Zamek Dewinów był całkiem zgrabnym kamiennym budynkiem bez wieży otoczonym ze wszystkich stron fosą. Dzięki mostowi można się było dostać od północy do otoczonego murem budynku zamkowego. Wjazd był z tamtej strony, bo niedaleko znajdował się burgward — siedziba Dewinów. Nowy „zamek na wodzie” był znacznie poważniej wyglądającą budowlą, niż budynek mieszkalny dawnego grodziska znajdującego się na północ od zamku, który zbudowany był z drewna.

Swaty

Lot zajął im trochę czasu, a na Ziemi minęło niemal 20 lat od pogrzebu Ulryka von Dewin. Gdy wylądowali w pobliżu zamkowej fosy zaczepił ich pewien mężczyzna.

— Witajcie Żórawino i Ługi — odpowiedział uśmiechając się.

— Czy my się znamy? — zapytali jednocześnie Żórawina i Ługi.

— Nie, ale pan na Żórawiu, świętej pamięci Ulryk von Dewin… — zaczął.
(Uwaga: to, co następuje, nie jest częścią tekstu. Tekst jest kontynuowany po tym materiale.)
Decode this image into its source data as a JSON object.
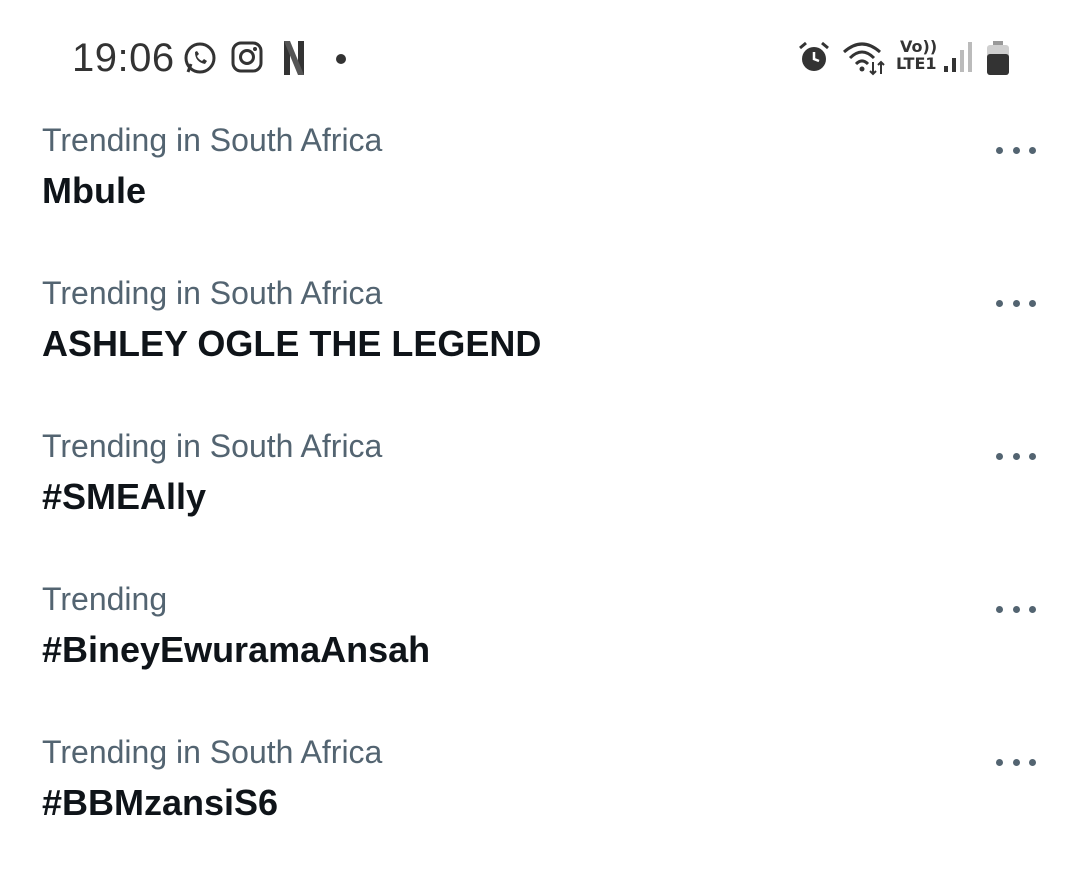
{
  "status_bar": {
    "time": "19:06",
    "volte_top": "Vo))",
    "volte_bottom": "LTE1",
    "icons": [
      "whatsapp-icon",
      "instagram-icon",
      "netflix-icon",
      "notification-dot",
      "alarm-icon",
      "wifi-icon",
      "signal-icon",
      "battery-icon"
    ]
  },
  "trends": [
    {
      "context": "Trending in South Africa",
      "title": "Mbule"
    },
    {
      "context": "Trending in South Africa",
      "title": "ASHLEY OGLE THE LEGEND"
    },
    {
      "context": "Trending in South Africa",
      "title": "#SMEAlly"
    },
    {
      "context": "Trending",
      "title": "#BineyEwuramaAnsah"
    },
    {
      "context": "Trending in South Africa",
      "title": "#BBMzansiS6"
    }
  ],
  "colors": {
    "context_text": "#536471",
    "title_text": "#0f1419"
  }
}
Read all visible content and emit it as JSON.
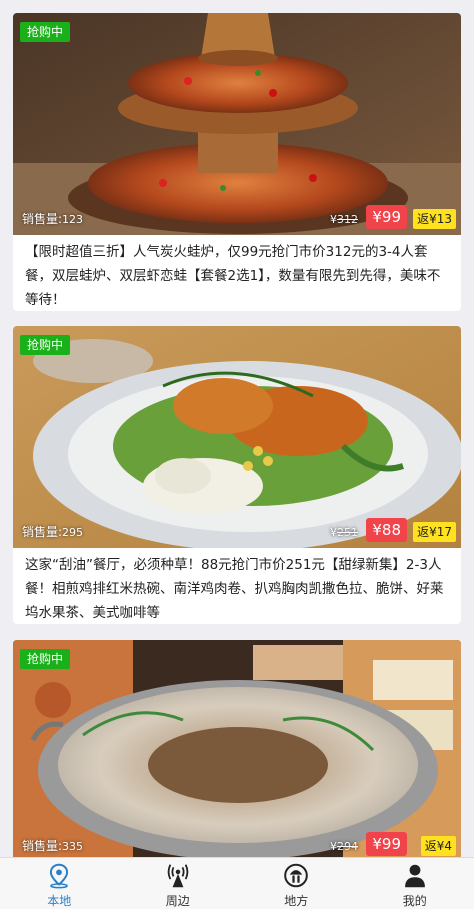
{
  "deals": [
    {
      "tag": "抢购中",
      "sales_label": "销售量:",
      "sales": "123",
      "original_price": "312",
      "price": "99",
      "rebate": "13",
      "title": "【限时超值三折】人气炭火蛙炉，仅99元抢门市价312元的3-4人套餐，双层蛙炉、双层虾恋蛙【套餐2选1】，数量有限先到先得，美味不等待！"
    },
    {
      "tag": "抢购中",
      "sales_label": "销售量:",
      "sales": "295",
      "original_price": "251",
      "price": "88",
      "rebate": "17",
      "title": "这家“刮油”餐厅，必须种草！88元抢门市价251元【甜绿新集】2-3人餐！相煎鸡排红米热碗、南洋鸡肉卷、扒鸡胸肉凯撒色拉、脆饼、好莱坞水果茶、美式咖啡等"
    },
    {
      "tag": "抢购中",
      "sales_label": "销售量:",
      "sales": "335",
      "original_price": "294",
      "price": "99",
      "rebate": "4",
      "title": ""
    }
  ],
  "currency": "¥",
  "rebate_prefix": "返¥",
  "tabbar": [
    {
      "label": "本地",
      "icon": "location-pin-icon",
      "active": true
    },
    {
      "label": "周边",
      "icon": "radio-tower-icon",
      "active": false
    },
    {
      "label": "地方",
      "icon": "hat-face-icon",
      "active": false
    },
    {
      "label": "我的",
      "icon": "user-icon",
      "active": false
    }
  ],
  "colors": {
    "tag_green": "#19b019",
    "price_red": "#f0434a",
    "rebate_yellow": "#ffe11f",
    "active_tab_blue": "#2b7fc6"
  }
}
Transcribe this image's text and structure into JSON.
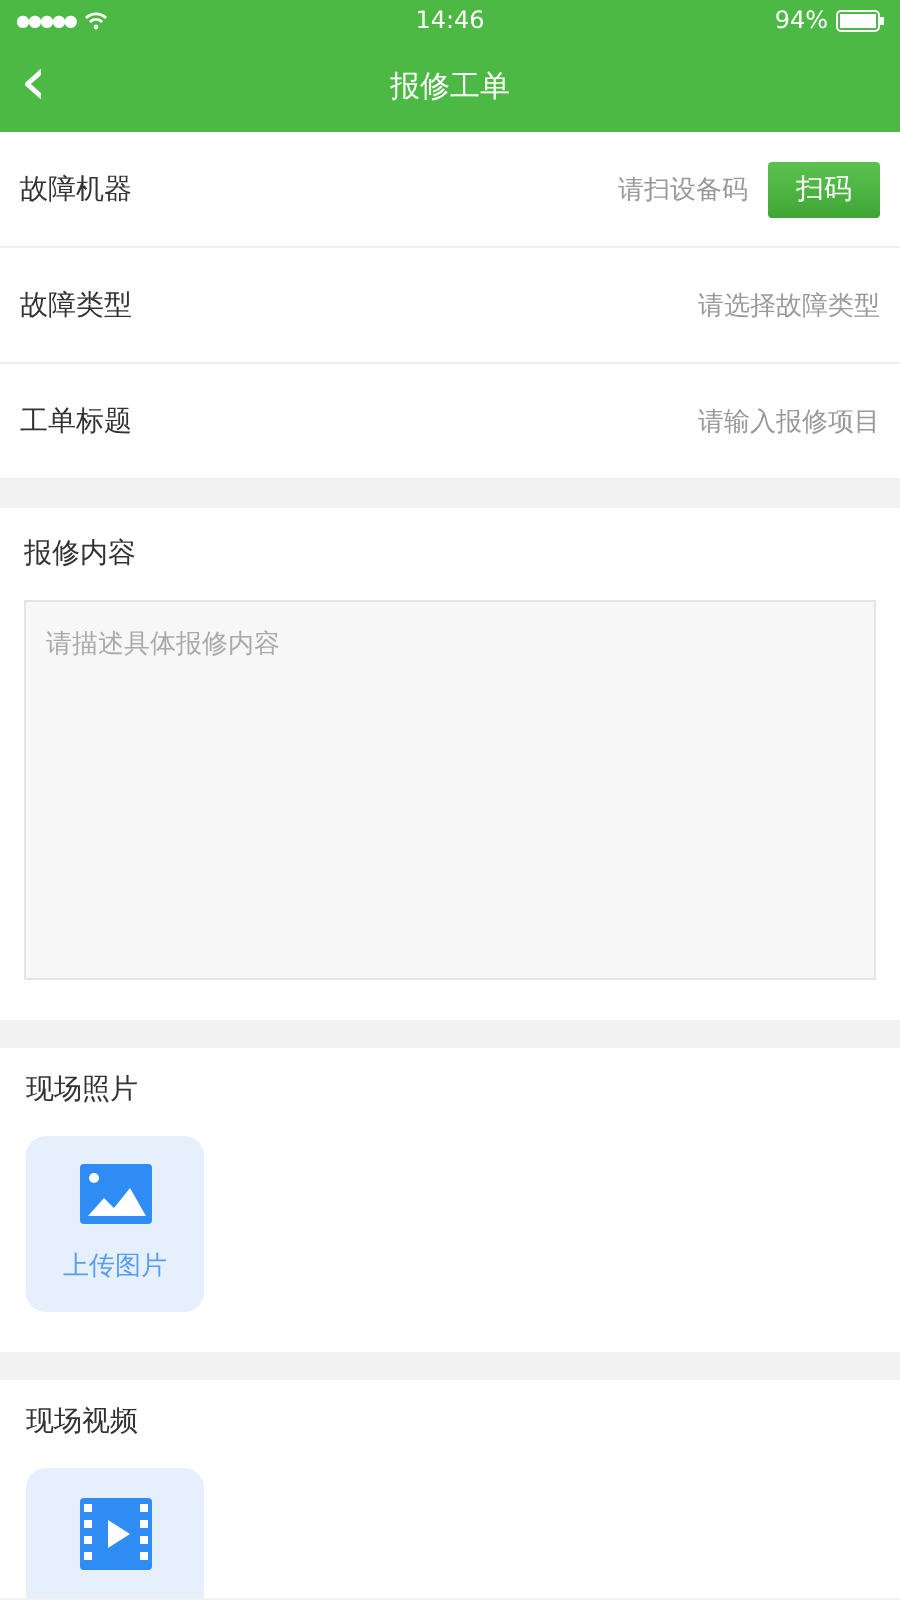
{
  "status_bar": {
    "signal": "●●●●●",
    "time": "14:46",
    "battery_percent": "94%"
  },
  "nav_bar": {
    "back": "‹",
    "title": "报修工单"
  },
  "form_rows": [
    {
      "label": "故障机器",
      "placeholder": "请扫设备码",
      "button": "扫码"
    },
    {
      "label": "故障类型",
      "placeholder": "请选择故障类型"
    },
    {
      "label": "工单标题",
      "placeholder": "请输入报修项目"
    }
  ],
  "content_section": {
    "title": "报修内容",
    "placeholder": "请描述具体报修内容"
  },
  "upload_sections": [
    {
      "title": "现场照片",
      "kind": "image",
      "label": "上传图片"
    },
    {
      "title": "现场视频",
      "kind": "video"
    }
  ]
}
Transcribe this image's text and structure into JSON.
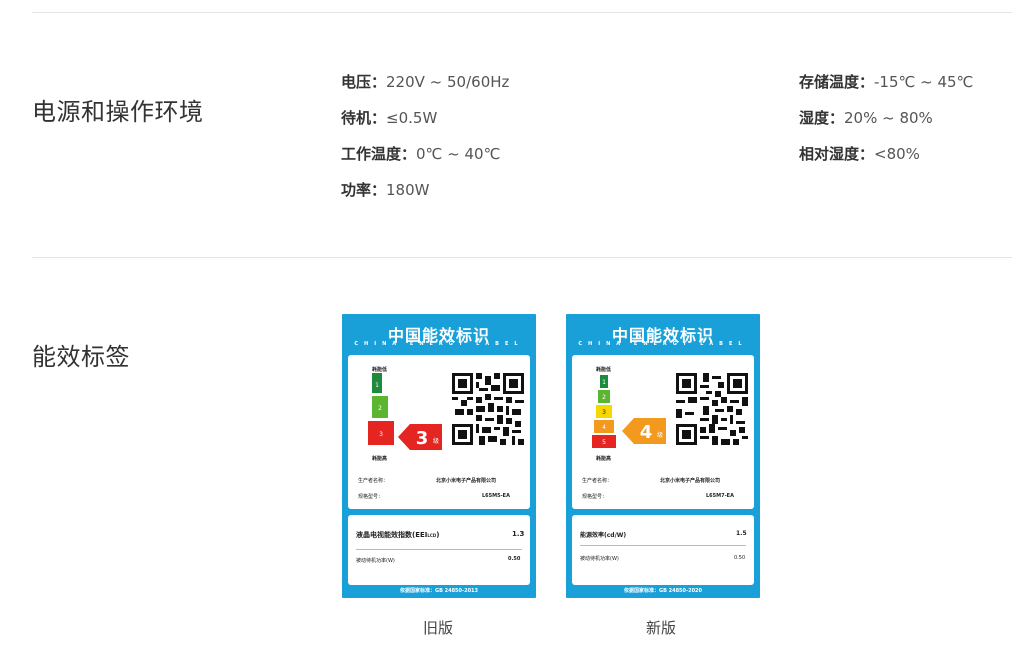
{
  "power_section": {
    "title": "电源和操作环境",
    "left_specs": [
      {
        "key": "电压：",
        "value": "220V ~ 50/60Hz"
      },
      {
        "key": "待机：",
        "value": "≤0.5W"
      },
      {
        "key": "工作温度：",
        "value": "0℃ ~ 40℃"
      },
      {
        "key": "功率：",
        "value": "180W"
      }
    ],
    "right_specs": [
      {
        "key": "存储温度：",
        "value": "-15℃ ~ 45℃"
      },
      {
        "key": "湿度：",
        "value": "20% ~ 80%"
      },
      {
        "key": "相对湿度：",
        "value": "<80%"
      }
    ]
  },
  "energy_section": {
    "title": "能效标签",
    "labels": [
      {
        "title": "中国能效标识",
        "subtitle": "CHINA ENERGY LABEL",
        "low": "耗能低",
        "high": "耗能高",
        "levels": [
          "1",
          "2",
          "3"
        ],
        "grade": "3",
        "grade_unit": "级",
        "producer_key": "生产者名称：",
        "producer_value": "北京小米电子产品有限公司",
        "model_key": "规格型号：",
        "model_value": "L65M5-EA",
        "metric1_key": "液晶电视能效指数(EEI",
        "metric1_sub": "LCD",
        "metric1_close": ")",
        "metric1_value": "1.3",
        "metric2_key": "被动待机功率(W)",
        "metric2_value": "0.50",
        "footer": "依据国家标准：GB 24850-2013",
        "caption": "旧版"
      },
      {
        "title": "中国能效标识",
        "subtitle": "CHINA ENERGY LABEL",
        "low": "耗能低",
        "high": "耗能高",
        "levels": [
          "1",
          "2",
          "3",
          "4",
          "5"
        ],
        "grade": "4",
        "grade_unit": "级",
        "producer_key": "生产者名称：",
        "producer_value": "北京小米电子产品有限公司",
        "model_key": "规格型号：",
        "model_value": "L65M7-EA",
        "metric1_key": "能源效率(cd/W)",
        "metric1_value": "1.5",
        "metric2_key": "被动待机功率(W)",
        "metric2_value": "0.50",
        "footer": "依据国家标准：GB 24850-2020",
        "caption": "新版"
      }
    ]
  },
  "colors": {
    "label_blue": "#1aa0d8",
    "grade_green_dark": "#1e8a3c",
    "grade_green": "#5cb531",
    "grade_yellow": "#f5d800",
    "grade_orange": "#f39a1e",
    "grade_red": "#e52521"
  }
}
Żórawina stuknęła Ługiego w bok szepcząc mu do ucha — widzisz, a jednak nazwa Żar od żurawi i podmokłego miejsca pochodzi — odparła dumna.

— …wiele mi o was opowiadał, a ja was pamiętam z pogrzebu pana Ulryka — mówił dalej nieznajomy. — I mam do was wielką prośbę.

— Do nas? Pan? — Ługi był zdezorientowany.

— No tak, wiecie, bo to sprawa sercowa — z lekka zaczerwienił się mężczyzna.

— Co? Jakieś problemy kardiologiczne, potrzebna nitrogliceryna? — Żórawina się wyraźnie ożywiła.

— Nie, nie o to chodzi — zaśmiał się nieznajomy — mojemu panu, któremu służę, bardzo podoba się córka Albrechta von Dewin.

— No to co za problem. Niech się zapoznają! — fuknęła Żórawina.

— Ale to nie takie proste, ona jest młodziutka, ta Jadwisia, a mój pan… — mężczyzna zaczął się nieco gubić.

— Jest dużo starszy od niej. Służę Ulrykowi II von Pack z Przewozu. Wiem, że żurawie są symbolem miłości, wierności i oddania…

— Acha, ja chyba wiem o co panu chodzi — Żórawina mrugnęła nieznacznie okiem.

— Taaaaa? A co chodzi? — Ługi dalej był zdezorientowany.

— Czyli mamy odegrać rolę swatów dla Ulryka II von Packa? — Żórawina nie kryła zadowolenia, że odgadła o co chodziło nieznajomemu.

— No tak — odparł z ulgą mężczyzna — wam będzie łatwiej, bo znacie już Albrechta, widziałem, jak rozmawialiście na pogrzebie i przecież wzięliście udział w kondukcie pogrzebowym jego ojca.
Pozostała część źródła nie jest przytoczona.